Jackie Drees - Print  | 

When the COVID-19 pandemic forced hospitals and health systems to rapidly upscale telemedicine programs, Amy Crawford-Faucher, MD, led Allegheny Health Network's efforts by overhauling and formalizing the idea of therapeutic interventions, she told the Pittsburgh Post-Gazette.

Dr. Crawford-Faucher, who serves as medical director for telemedicine at the Pittsburgh-based health system, said she spent last year "completely rethinking and formalizing the way we think about therapeutic interventions."

Before the pandemic, telehealth visits made up less than 1 percent of outpatient visits; that number increased to 25 percent of all visits during the height of stay-at-home orders and health and safety restrictions before leveling off to about 20 percent of AHN's current traffic, according to the April 5 report.

Over the past year of practicing virtual medicine, Dr. Crawford-Faucher has developed a "webside manner," which might include noticing pictures in the background of her patient's screen or asking patients to press on their ankles and take a photo with their smartphones to determine if there is any swelling.

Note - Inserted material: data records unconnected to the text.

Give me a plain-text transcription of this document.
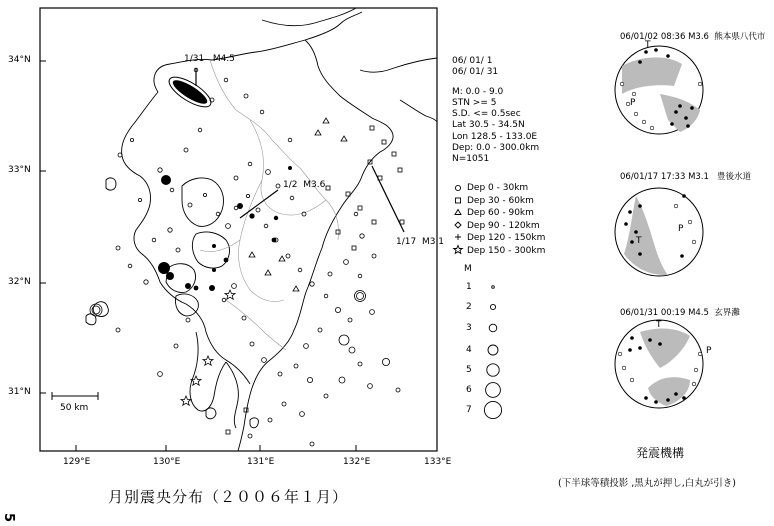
34°N
33°N
32°N
31°N
129°E	130°E	131°E	132°E	133°E
50 km
1/31 M4.5
1/2 M3.6
1/17 M3.1
06/ 01/ 1
06/ 01/ 31
M: 0.0 - 9.0
STN >= 5
S.D. <= 0.5sec
Lat 30.5 - 34.5N
Lon 128.5 - 133.0E
Dep: 0.0 - 300.0km
N=1051
Dep 0 - 30km
Dep 30 - 60km
Dep 60 - 90km
Dep 90 - 120km
Dep 120 - 150km
Dep 150 - 300km
M
1
2
3
4
5
6
7
06/01/02 08:36 M3.6 熊本県八代市
06/01/17 17:33 M3.1 豊後水道
06/01/31 00:19 M4.5 玄界灘
P
T
P
T
P
T
発震機構
(下半球等積投影 ,黒丸が押し,白丸が引き)
月別震央分布（２００６年１月）
5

Dr. Crawford-Faucher said she has made adjustments in various ways. For example, if someone scheduled an appointment for a chronic cough, she was used to observing them and seeing if they got winded walking from the waiting area to the exam room. With virtual visits, she now asks patients to stand up and walk around their home or pays extra attention to whether they can finish their sentences.

"There's real positives about seeing people in their homes," Dr. Crawford-Faucher told the publication. "But it was a different way of thinking, a different way of documenting, a different way of navigating an encounter."